Engage your heart in the homily

By Linda Zahorik | For The Compass | September 23, 2016

The Living Rite column explores what you will see, hear, taste, touch or smell while at church this weekend.

Do you remember what you heard in last Sunday’s homily? I don’t. Moreover, for me, part of my job has me being present at many of the weekend Masses; so I heard that homily three times.

We have a hard time listening. The rich man in today’s Gospel recognizes that. From his place of torment, he pleads with God to send someone back from the dead to talk to his brothers because they really are not listening to Moses and the prophets.
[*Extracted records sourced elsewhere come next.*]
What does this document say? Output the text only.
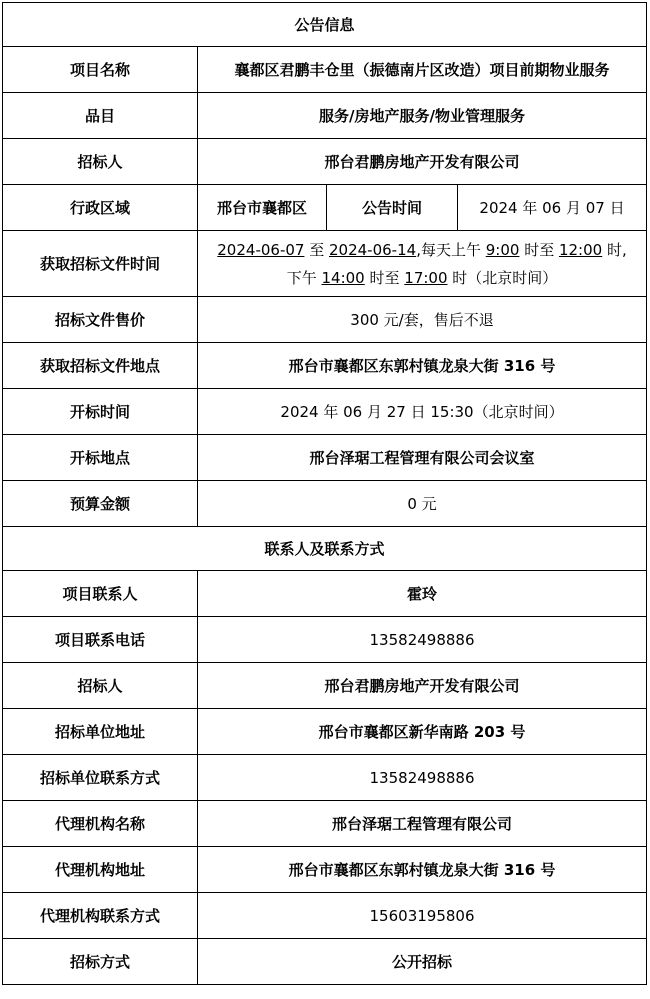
公告信息			
项目名称	襄都区君鹏丰仓里（振德南片区改造）项目前期物业服务		
品目	服务/房地产服务/物业管理服务		
招标人	邢台君鹏房地产开发有限公司		
行政区域	邢台市襄都区	公告时间	2024 年 06 月 07 日
获取招标文件时间	2024-06-07 至 2024-06-14,每天上午 9:00 时至 12:00 时,
下午 14:00 时至 17:00 时（北京时间）		
招标文件售价	300 元/套，售后不退		
获取招标文件地点	邢台市襄都区东郭村镇龙泉大街 316 号		
开标时间	2024 年 06 月 27 日 15:30（北京时间）		
开标地点	邢台泽琚工程管理有限公司会议室		
预算金额	0 元		
联系人及联系方式			
项目联系人	霍玲		
项目联系电话	13582498886		
招标人	邢台君鹏房地产开发有限公司		
招标单位地址	邢台市襄都区新华南路 203 号		
招标单位联系方式	13582498886		
代理机构名称	邢台泽琚工程管理有限公司		
代理机构地址	邢台市襄都区东郭村镇龙泉大街 316 号		
代理机构联系方式	15603195806		
招标方式	公开招标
The homily is given to us as a gift for our Christian journey. In listening to it, we discover God’s promise; we are challenged to turn from sin; we are given reason to be filled with gratitude; and we are encouraged toward acts of kindness and mercy. Yet, distractions happen. Sometimes it’s hard to focus. Some homilies follow a more appealing theme for us, and some priests and deacons are just better homilists than others. Despite our good, prayerful intentions, the words of the homily can just slip away from us.
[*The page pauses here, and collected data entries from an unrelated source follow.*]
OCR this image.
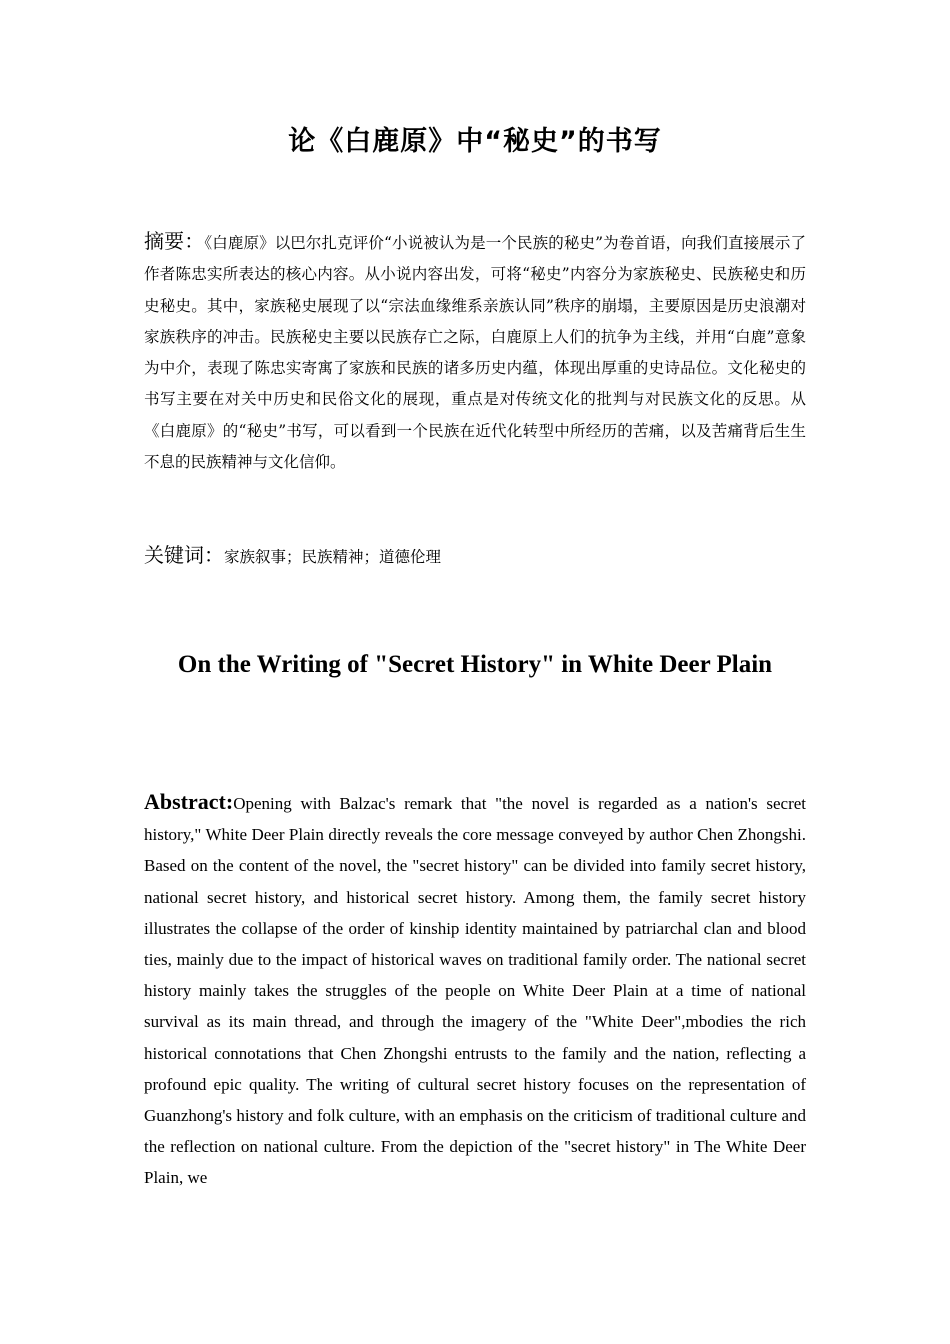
论《白鹿原》中“秘史”的书写

摘要：《白鹿原》以巴尔扎克评价“小说被认为是一个民族的秘史”为卷首语，向我们直接展示了作者陈忠实所表达的核心内容。从小说内容出发，可将“秘史”内容分为家族秘史、民族秘史和历史秘史。其中，家族秘史展现了以“宗法血缘维系亲族认同”秩序的崩塌，主要原因是历史浪潮对家族秩序的冲击。民族秘史主要以民族存亡之际，白鹿原上人们的抗争为主线，并用“白鹿”意象为中介，表现了陈忠实寄寓了家族和民族的诸多历史内蕴，体现出厚重的史诗品位。文化秘史的书写主要在对关中历史和民俗文化的展现，重点是对传统文化的批判与对民族文化的反思。从《白鹿原》的“秘史”书写，可以看到一个民族在近代化转型中所经历的苦痛，以及苦痛背后生生不息的民族精神与文化信仰。

关键词：家族叙事；民族精神；道德伦理

On the Writing of "Secret History" in White Deer Plain

Abstract:Opening with Balzac's remark that "the novel is regarded as a nation's secret history," White Deer Plain directly reveals the core message conveyed by author Chen Zhongshi. Based on the content of the novel, the "secret history" can be divided into family secret history, national secret history, and historical secret history. Among them, the family secret history illustrates the collapse of the order of kinship identity maintained by patriarchal clan and blood ties, mainly due to the impact of historical waves on traditional family order. The national secret history mainly takes the struggles of the people on White Deer Plain at a time of national survival as its main thread, and through the imagery of the "White Deer",mbodies the rich historical connotations that Chen Zhongshi entrusts to the family and the nation, reflecting a profound epic quality. The writing of cultural secret history focuses on the representation of Guanzhong's history and folk culture, with an emphasis on the criticism of traditional culture and the reflection on national culture. From the depiction of the "secret history" in The White Deer Plain, we
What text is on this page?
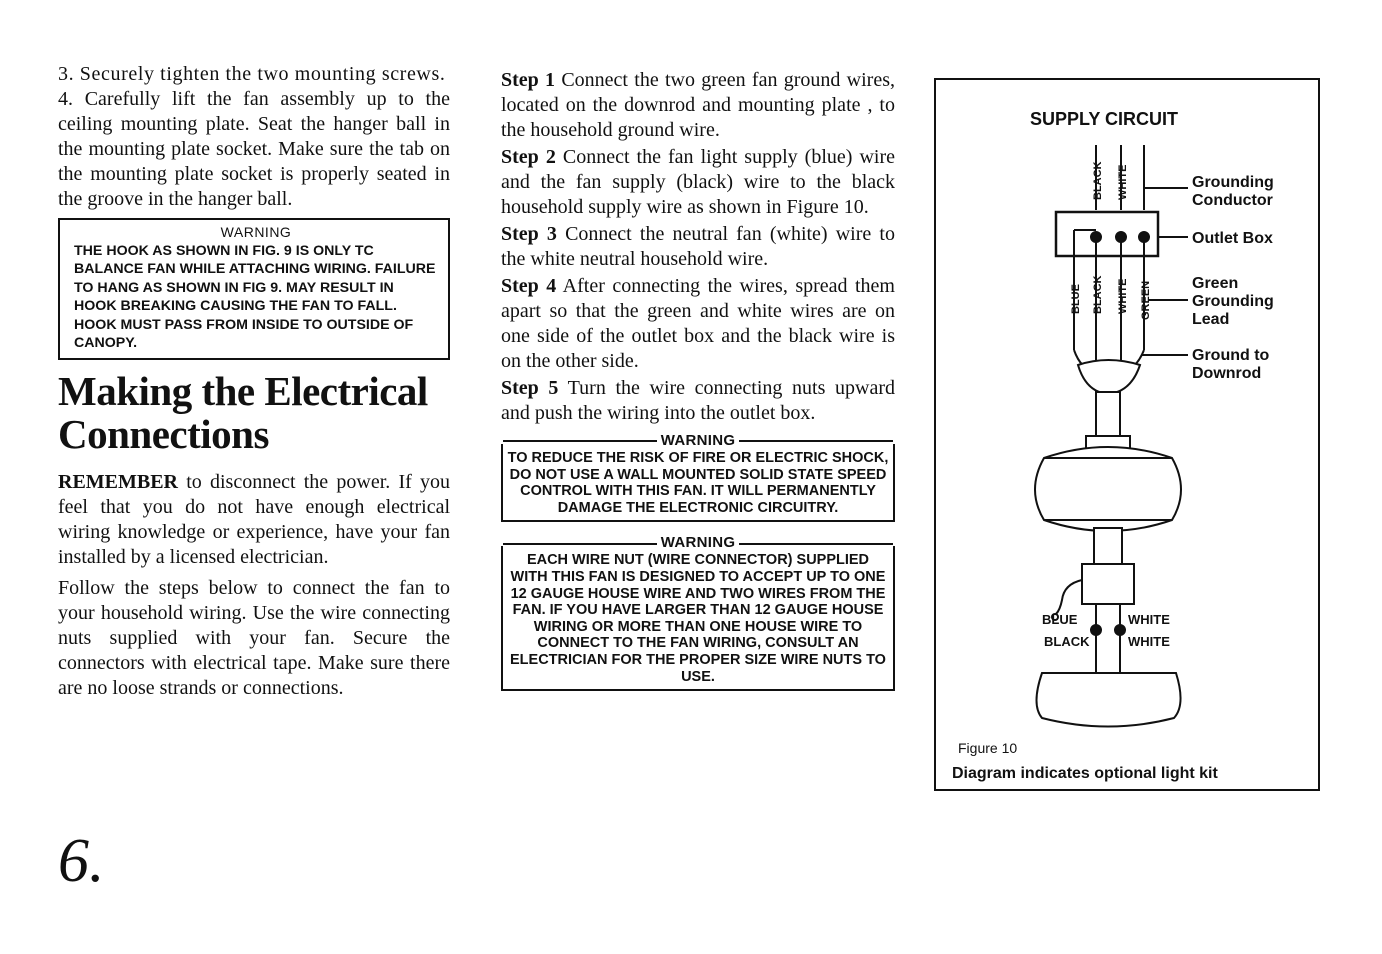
3. Securely tighten the two mounting screws.

4. Carefully lift the fan assembly up to the ceiling mounting plate. Seat the hanger ball in the mounting plate socket. Make sure the tab on the mounting plate socket is properly seated in the groove in the hanger ball.

WARNING
THE HOOK AS SHOWN IN FIG. 9 IS ONLY TC BALANCE FAN WHILE ATTACHING WIRING. FAILURE TO HANG AS SHOWN IN FIG 9. MAY RESULT IN HOOK BREAKING CAUSING THE FAN TO FALL. HOOK MUST PASS FROM INSIDE TO OUTSIDE OF CANOPY.
Making the Electrical Connections

REMEMBER to disconnect the power. If you feel that you do not have enough electrical wiring knowledge or experience, have your fan installed by a licensed electrician.

Follow the steps below to connect the fan to your household wiring. Use the wire connecting nuts supplied with your fan. Secure the connectors with electrical tape. Make sure there are no loose strands or connections.

6.

Step 1 Connect the two green fan ground wires, located on the downrod and mounting plate , to the household ground wire.

Step 2 Connect the fan light supply (blue) wire and the fan supply (black) wire to the black household supply wire as shown in Figure 10.

Step 3 Connect the neutral fan (white) wire to the white neutral household wire.

Step 4 After connecting the wires, spread them apart so that the green and white wires are on one side of the outlet box and the black wire is on the other side.

Step 5 Turn the wire connecting nuts upward and push the wiring into the outlet box.

WARNING
TO REDUCE THE RISK OF FIRE OR ELECTRIC SHOCK, DO NOT USE A WALL MOUNTED SOLID STATE SPEED CONTROL WITH THIS FAN. IT WILL PERMANENTLY DAMAGE THE ELECTRONIC CIRCUITRY.
WARNING
EACH WIRE NUT (WIRE CONNECTOR) SUPPLIED WITH THIS FAN IS DESIGNED TO ACCEPT UP TO ONE 12 GAUGE HOUSE WIRE AND TWO WIRES FROM THE FAN. IF YOU HAVE LARGER THAN 12 GAUGE HOUSE WIRING OR MORE THAN ONE HOUSE WIRE TO CONNECT TO THE FAN WIRING, CONSULT AN ELECTRICIAN FOR THE PROPER SIZE WIRE NUTS TO USE.
SUPPLY CIRCUIT
BLACK WHITE
BLUE BLACK WHITE GREEN
Grounding Conductor
Outlet Box
Green Grounding Lead
Ground to Downrod
BLUE
BLACK
WHITE
WHITE
Figure 10
Diagram indicates optional light kit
So how might you prepare to better hear the homily this Sunday? The first thing to do is pray for those who will be preaching homilies. Ask God to bless the homilists, to immerse them in the Scriptures and to quiet their hearts that they may receive God’s word and blessing.
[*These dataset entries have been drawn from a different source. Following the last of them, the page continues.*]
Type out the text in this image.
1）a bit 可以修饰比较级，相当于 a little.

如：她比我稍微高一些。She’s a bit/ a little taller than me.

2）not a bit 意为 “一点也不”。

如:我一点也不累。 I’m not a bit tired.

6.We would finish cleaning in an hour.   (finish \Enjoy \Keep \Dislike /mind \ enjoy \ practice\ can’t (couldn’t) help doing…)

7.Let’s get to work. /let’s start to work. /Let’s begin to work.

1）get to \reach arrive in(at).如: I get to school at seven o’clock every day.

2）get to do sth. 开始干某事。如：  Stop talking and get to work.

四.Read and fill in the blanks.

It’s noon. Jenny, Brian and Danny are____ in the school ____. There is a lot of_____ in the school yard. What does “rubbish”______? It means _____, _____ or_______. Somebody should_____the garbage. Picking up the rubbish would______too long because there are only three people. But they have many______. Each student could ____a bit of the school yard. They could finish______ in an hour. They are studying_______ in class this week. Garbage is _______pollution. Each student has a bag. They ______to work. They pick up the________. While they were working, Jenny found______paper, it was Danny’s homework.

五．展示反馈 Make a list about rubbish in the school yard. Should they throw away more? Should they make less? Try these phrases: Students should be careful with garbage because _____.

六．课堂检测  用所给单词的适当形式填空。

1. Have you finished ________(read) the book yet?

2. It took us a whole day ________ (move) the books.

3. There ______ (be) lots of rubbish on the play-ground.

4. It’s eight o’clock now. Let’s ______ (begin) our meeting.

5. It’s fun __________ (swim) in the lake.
Prepare yourself. Many parish bulletins list the readings that will be used the following weekend. If you have a computer, you can go to www.usccb.org/bible/readings. Take time to read the passages in your Bible. Spend quiet time looking for any words or images that have a special meaning to you.

Good worship relies on a body that is well rested and a soul that is well prepared. Saturday evenings tend to be very social times for us, but make an effort to have a good night’s sleep before you go to Mass. Plan ahead regarding what you will wear, what you will eat, how you will interact with others. That way, in those hours before Mass, your mind and heart will have begun to become quiet and centered and you are assured of being ready to listen to God’s transforming words.

Perhaps you might want to jot down a few notes. Granted this is something we Catholics might be uncomfortable doing, taking notes in church, but writing something down helps us remember. Listen for a few key points; perhaps add a thought on how you can live out the Scriptures in the coming week. You may find your notes also provide you with points of continued prayer.

Each of us, at one time or another, has heard a phrase or idea in a homily that deeply moved us, comforted us, challenged us or assured us of God’s great love. This can only happen when we engage ourselves with the homily. Listening to the homily is not just an exercise of the mind; it is a matter of the heart.

Lastly, our lives should reflect what we have seen, heard and experienced at Mass. We should go back into our daily lives just a little better. In his letter to the Corinthians, St. Paul tells us that we are the Scriptures seen and read by everyone (2Cor 3:2-3).

Zahorik is pastoral associate at Most Blessed Sacrament Parish, Oshkosh.